When the SPO had its mandate expire, suddenly we saw a group of intellectuals, media outlets, experts, who claimed that the SPO can still continue pressing new charges. The Supreme Court found against the SPO, and this group turned on the court as well. And this led to a situation when the SPO deliberately compromised itself with 15 to 20 new charges which could have easily been initiated by the OJO office of state prosecutors. These cases were used by the SPO for racketeering. I have a feeling that there were many more companies that were extorted than just the Orce Kamcev company, Georgievski said.
He pointed to two cases in particular – the Postal Bank, which goes back to the days when Georgievski’s Government allowed private companies to work with the state owned bank to turn it around. Janeva filed charges against the companies involved and this led to widespread media speculation that she was extorting the company owners just as she did with Orce Kamcev who she charged with money laundering. This refers only to the financial extortion – most of Janeva’s cases had a clearly political goal – the removal of VMRO-DPMNE from power and persecution of Nikola Gruevski and his team, and it is apparently only later that she tried to cash in on her unchecked power.
The other, much larger case Georgievski mentioned, is the Deutsche Telekom bribery scandal in which the German company and its Hungarian subsidiary Magyar Telekom paid millions to top SDSM and DUI party officials in Macedonia in 2005 through Cyprus shell companies to get them to postpone the opening of the Macedonian telecommunications market to competition. The case was tried in the US under the corrupt foreign practices act and was eagerly taken over by Janeva as one of her very first acts in office. The case was expected to involve top DUI officials Ali Ahmeti and Musa Xhaferi, as well as former Prime Minister Vlado Buckovski and, judging by the US court documents, possibly President Branko Crvenkovski.
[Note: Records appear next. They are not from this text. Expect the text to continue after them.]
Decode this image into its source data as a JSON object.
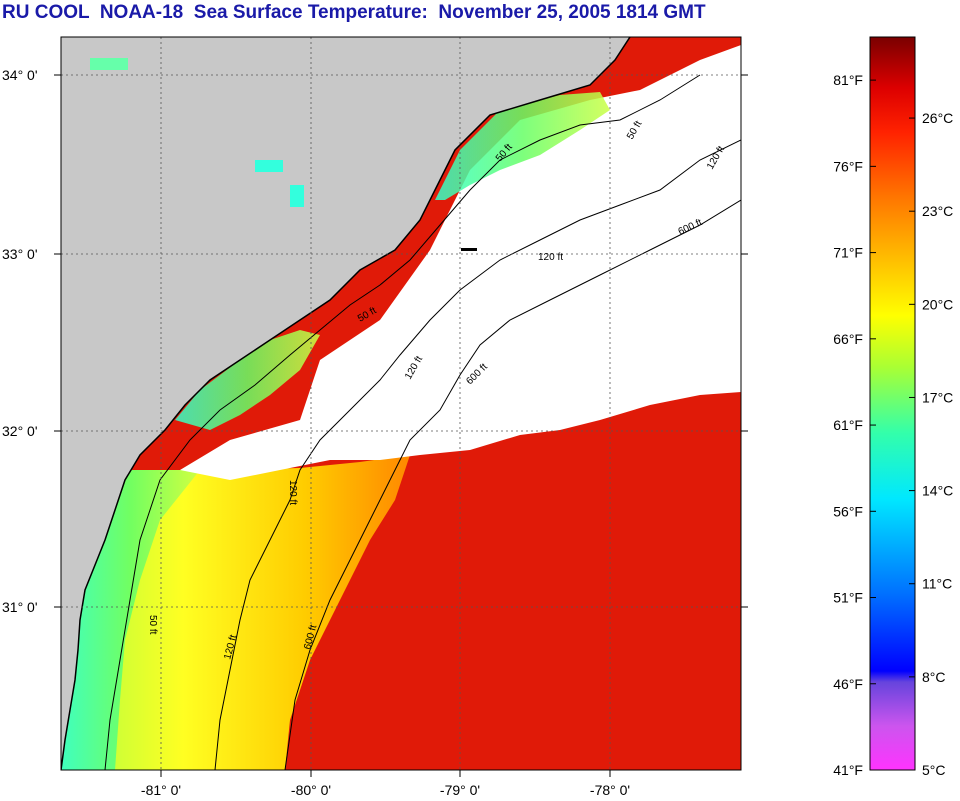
{
  "title": "RU COOL  NOAA-18  Sea Surface Temperature:  November 25, 2005 1814 GMT",
  "latitude_labels": [
    "34° 0'",
    "33° 0'",
    "32° 0'",
    "31° 0'"
  ],
  "longitude_labels": [
    "-81° 0'",
    "-80° 0'",
    "-79° 0'",
    "-78° 0'"
  ],
  "contour_labels": [
    "50 ft",
    "50 ft",
    "50 ft",
    "50 ft",
    "120 ft",
    "120 ft",
    "120 ft",
    "120 ft",
    "120 ft",
    "600 ft",
    "600 ft",
    "600 ft"
  ],
  "colorbar": {
    "fahrenheit": [
      "81°F",
      "76°F",
      "71°F",
      "66°F",
      "61°F",
      "56°F",
      "51°F",
      "46°F",
      "41°F"
    ],
    "celsius": [
      "26°C",
      "23°C",
      "20°C",
      "17°C",
      "14°C",
      "11°C",
      "8°C",
      "5°C"
    ],
    "gradient_colors": [
      "#ff33ff",
      "#9966dd",
      "#0000ff",
      "#0080ff",
      "#00e8ff",
      "#33ffaa",
      "#aaff33",
      "#ffff00",
      "#ffbb00",
      "#ff7700",
      "#ff2200",
      "#dd0000",
      "#800000"
    ]
  },
  "colors": {
    "land": "#c8c8c8",
    "cloud": "#ffffff",
    "warm": "#e01a08",
    "title": "#1a1aa8"
  }
}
But it quickly went nowhere under Janeva and according to Georgievski, she preferred to use it to extort money.
During his TV24 interview, Georgievski also discussed the proposal to greatly reduce the prison terms for abuse of office. Georgievski said that, after assuimg power in 1998, he wanted to go after his predecessor as Prime Minister Branko Crvenkovski, for the numerous clearly criminal sales of state owned companies and factories. The dark era of so-called “privatization” or “transition” in the 1990ies meant that overnight the Communist era managers of the companies became owners, often of greatly downsized companies and stripped them and sold the land or the buildings while firing the workers. Georgievski said that he was undermined in his plan by the fact that the legal requirement – the article forbidding “abuse of office” – was removed from the criminal code.
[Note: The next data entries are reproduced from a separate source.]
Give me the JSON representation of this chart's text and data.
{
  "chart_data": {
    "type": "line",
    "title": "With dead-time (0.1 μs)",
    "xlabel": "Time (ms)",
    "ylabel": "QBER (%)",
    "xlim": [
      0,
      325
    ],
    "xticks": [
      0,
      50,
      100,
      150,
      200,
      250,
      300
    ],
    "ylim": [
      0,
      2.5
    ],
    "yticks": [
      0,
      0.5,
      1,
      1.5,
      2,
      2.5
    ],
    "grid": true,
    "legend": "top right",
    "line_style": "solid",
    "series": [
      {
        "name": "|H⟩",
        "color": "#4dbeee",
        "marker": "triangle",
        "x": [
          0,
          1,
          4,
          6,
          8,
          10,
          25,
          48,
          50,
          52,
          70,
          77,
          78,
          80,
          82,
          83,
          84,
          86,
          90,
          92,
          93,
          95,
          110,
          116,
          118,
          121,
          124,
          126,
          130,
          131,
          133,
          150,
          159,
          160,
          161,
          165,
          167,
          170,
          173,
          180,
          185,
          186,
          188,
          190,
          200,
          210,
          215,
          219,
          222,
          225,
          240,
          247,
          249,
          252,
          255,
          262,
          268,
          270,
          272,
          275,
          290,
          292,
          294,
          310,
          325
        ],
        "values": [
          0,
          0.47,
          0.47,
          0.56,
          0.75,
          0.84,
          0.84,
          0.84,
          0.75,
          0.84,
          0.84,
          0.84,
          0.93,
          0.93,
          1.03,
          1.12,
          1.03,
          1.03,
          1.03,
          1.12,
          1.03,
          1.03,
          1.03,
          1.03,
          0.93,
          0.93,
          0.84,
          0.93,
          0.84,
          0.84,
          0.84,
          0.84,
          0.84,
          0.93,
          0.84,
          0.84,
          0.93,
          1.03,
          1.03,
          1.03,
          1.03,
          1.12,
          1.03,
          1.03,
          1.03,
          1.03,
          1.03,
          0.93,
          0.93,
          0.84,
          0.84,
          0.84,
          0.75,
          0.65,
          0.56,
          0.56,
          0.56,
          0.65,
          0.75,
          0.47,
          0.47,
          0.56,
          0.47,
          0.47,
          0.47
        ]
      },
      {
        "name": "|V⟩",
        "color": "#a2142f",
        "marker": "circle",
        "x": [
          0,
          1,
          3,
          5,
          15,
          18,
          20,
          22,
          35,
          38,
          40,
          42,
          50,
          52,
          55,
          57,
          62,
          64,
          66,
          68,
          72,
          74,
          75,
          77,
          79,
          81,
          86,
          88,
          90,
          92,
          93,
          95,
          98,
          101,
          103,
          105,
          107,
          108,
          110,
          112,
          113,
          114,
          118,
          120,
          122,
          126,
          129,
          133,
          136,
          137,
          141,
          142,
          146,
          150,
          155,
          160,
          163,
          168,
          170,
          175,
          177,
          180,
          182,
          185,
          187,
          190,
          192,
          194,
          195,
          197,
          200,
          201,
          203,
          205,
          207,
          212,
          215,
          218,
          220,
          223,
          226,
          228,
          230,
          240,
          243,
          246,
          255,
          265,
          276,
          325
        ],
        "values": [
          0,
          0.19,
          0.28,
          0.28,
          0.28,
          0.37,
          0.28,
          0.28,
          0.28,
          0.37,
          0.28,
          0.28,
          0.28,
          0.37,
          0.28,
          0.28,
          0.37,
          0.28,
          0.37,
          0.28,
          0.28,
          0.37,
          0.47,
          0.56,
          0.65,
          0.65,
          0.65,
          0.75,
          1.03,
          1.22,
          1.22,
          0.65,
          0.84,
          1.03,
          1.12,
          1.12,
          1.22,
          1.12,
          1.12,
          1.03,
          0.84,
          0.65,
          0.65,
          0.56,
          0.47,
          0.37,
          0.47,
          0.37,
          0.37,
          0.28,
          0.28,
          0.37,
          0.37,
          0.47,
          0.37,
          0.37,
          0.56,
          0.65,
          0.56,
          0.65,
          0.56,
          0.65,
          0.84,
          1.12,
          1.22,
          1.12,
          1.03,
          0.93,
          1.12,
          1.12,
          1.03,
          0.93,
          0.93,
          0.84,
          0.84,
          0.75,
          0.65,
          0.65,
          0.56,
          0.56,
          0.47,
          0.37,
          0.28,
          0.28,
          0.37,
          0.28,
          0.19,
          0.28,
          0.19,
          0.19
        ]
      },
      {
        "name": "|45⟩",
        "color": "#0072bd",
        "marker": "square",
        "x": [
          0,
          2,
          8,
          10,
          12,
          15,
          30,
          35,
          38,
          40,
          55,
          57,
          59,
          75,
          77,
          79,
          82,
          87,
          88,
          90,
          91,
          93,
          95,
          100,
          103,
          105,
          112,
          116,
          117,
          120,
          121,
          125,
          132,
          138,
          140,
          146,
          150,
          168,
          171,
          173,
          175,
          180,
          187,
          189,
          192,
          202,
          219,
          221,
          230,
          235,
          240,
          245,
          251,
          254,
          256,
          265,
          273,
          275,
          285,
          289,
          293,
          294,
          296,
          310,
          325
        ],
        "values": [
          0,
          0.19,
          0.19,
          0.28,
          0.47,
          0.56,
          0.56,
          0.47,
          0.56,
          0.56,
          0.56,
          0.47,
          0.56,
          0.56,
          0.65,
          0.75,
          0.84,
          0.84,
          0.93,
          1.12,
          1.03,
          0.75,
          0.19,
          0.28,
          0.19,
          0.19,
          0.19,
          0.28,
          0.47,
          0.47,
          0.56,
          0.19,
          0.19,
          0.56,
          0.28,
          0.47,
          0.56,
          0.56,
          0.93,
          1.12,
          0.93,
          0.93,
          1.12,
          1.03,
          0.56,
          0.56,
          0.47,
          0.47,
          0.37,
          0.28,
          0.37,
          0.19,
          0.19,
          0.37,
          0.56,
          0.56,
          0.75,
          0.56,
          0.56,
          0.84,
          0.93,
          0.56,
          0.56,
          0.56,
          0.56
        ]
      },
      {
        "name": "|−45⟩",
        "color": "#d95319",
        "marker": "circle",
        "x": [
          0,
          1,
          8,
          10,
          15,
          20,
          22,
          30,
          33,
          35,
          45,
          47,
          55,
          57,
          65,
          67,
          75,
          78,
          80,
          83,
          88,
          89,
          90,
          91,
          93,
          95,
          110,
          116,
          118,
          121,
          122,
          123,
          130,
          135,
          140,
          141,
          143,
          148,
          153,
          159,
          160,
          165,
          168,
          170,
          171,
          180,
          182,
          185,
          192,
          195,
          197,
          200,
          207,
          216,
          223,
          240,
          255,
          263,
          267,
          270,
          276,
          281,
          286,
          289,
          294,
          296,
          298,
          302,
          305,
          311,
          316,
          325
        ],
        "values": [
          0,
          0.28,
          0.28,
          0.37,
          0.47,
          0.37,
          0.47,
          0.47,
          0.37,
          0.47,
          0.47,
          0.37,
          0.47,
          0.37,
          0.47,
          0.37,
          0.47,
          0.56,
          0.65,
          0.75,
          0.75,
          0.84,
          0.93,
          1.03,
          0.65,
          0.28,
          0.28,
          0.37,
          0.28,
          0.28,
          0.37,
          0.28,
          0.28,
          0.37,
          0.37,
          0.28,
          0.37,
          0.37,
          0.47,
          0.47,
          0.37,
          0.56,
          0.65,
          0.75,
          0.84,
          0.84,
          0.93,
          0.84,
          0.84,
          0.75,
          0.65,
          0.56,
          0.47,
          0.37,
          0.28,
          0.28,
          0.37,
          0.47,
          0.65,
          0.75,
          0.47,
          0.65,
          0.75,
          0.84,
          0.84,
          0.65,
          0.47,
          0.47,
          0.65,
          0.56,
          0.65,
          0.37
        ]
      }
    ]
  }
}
We no longer had article 353. It was in effect under Communism, but SDSM removed it and they did what they wanted for eight years. We re-introduced it to protect the country from corruption, Georgievski said. SDSM supporters insist that the proposal currently before the Constitutional Court will help mainly VMRO-DPMNE officials from the Nikola Gruevski administration, but it would also shield the currently outgoing Prime Minister Zoran Zaev, and those around him, given the numerous corruption scandals such as the Katica Janeva racketeering affair.
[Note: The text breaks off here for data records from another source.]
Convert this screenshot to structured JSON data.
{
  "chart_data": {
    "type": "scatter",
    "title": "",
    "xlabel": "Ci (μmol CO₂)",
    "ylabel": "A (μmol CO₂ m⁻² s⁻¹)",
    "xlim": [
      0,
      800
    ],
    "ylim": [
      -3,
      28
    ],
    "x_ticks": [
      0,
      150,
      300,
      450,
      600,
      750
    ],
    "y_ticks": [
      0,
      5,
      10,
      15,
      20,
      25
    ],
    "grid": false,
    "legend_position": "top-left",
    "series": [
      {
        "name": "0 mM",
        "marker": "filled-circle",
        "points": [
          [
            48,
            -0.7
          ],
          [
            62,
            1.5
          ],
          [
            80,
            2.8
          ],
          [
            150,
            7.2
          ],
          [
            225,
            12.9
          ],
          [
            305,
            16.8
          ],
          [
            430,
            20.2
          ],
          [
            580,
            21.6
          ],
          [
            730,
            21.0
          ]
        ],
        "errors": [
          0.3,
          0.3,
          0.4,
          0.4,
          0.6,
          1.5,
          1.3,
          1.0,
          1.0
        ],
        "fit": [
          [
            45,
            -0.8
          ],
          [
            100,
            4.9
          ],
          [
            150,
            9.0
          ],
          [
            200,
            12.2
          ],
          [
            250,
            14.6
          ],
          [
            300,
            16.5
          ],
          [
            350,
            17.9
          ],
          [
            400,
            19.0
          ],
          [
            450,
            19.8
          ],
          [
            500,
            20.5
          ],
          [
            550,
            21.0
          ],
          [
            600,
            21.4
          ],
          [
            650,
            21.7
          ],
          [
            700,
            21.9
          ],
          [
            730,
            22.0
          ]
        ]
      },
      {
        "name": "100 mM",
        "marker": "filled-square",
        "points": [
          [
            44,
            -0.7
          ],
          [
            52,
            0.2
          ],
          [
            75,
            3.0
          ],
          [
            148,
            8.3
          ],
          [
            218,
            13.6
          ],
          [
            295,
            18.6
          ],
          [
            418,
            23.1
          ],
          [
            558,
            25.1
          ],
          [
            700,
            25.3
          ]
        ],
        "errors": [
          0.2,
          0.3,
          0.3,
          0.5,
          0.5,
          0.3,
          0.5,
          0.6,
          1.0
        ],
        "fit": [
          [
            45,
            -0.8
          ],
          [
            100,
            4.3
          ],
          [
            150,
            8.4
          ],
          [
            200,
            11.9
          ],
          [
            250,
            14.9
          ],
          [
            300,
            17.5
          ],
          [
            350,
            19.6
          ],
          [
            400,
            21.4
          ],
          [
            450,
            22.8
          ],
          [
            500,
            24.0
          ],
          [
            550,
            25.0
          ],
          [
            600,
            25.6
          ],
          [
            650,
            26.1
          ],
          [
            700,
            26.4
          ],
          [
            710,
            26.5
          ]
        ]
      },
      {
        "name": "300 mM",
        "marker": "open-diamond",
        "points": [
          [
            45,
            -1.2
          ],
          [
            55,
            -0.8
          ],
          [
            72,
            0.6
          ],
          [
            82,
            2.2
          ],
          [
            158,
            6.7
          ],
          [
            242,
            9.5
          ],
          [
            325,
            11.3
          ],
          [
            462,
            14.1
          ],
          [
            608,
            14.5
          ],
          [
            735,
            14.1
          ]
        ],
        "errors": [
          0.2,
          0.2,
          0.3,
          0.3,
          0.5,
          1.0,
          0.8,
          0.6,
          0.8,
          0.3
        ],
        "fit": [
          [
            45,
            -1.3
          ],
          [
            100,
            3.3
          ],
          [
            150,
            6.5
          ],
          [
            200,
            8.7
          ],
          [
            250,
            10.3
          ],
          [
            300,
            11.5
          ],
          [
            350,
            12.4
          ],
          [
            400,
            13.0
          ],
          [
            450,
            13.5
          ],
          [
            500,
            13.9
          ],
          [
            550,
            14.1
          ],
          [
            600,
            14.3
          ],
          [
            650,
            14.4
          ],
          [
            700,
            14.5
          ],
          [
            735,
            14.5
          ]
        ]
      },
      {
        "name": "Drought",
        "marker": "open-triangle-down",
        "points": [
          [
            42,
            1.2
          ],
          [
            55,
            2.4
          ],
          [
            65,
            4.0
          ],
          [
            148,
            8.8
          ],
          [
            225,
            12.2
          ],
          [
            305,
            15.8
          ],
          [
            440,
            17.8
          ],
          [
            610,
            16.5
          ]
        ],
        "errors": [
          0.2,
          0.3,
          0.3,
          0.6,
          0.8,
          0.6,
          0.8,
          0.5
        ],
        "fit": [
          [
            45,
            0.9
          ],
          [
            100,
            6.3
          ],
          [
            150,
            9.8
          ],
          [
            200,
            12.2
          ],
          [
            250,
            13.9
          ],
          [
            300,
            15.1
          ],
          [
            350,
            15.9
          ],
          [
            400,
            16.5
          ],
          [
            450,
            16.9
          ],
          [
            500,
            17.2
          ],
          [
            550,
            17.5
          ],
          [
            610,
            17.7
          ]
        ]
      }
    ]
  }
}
Ljubco Georgievski was VMRO-DPMNE leader and Prime Minister between 1998 and 2002. His term, which began with economic reforms and a strategic re-orientation of Macedonia toward the West was cut short by the 2000 wiretapping scandal – an affair very similar to the 2015 scandal – and the subsequent 2001 civil war. While nominally able to finish his term, Georgievski was forced into a broad coalition government with SDSM and was voted out in 2002. He accused the UBK intelligence service of engineering his overthrow and sparking a war in the process, a situation which largely repeated itself under Gruevski. Asked about the influence of the intelligence apparatus in Macedonian politics, Georgievski said that he asked his Interior Ministers Pavle Trajanov and Dosta Dimovska to begin the process of lustration – the opening of the secret police files to expose public figures who worked for the Communist era police. “Both assured me that the dossiers are destroyed”, Georgievski said. Gruevski began the process in 2012, and a number of high profile files were made public. “I was lied to, apparently the files were there”, Georgievski now concedes.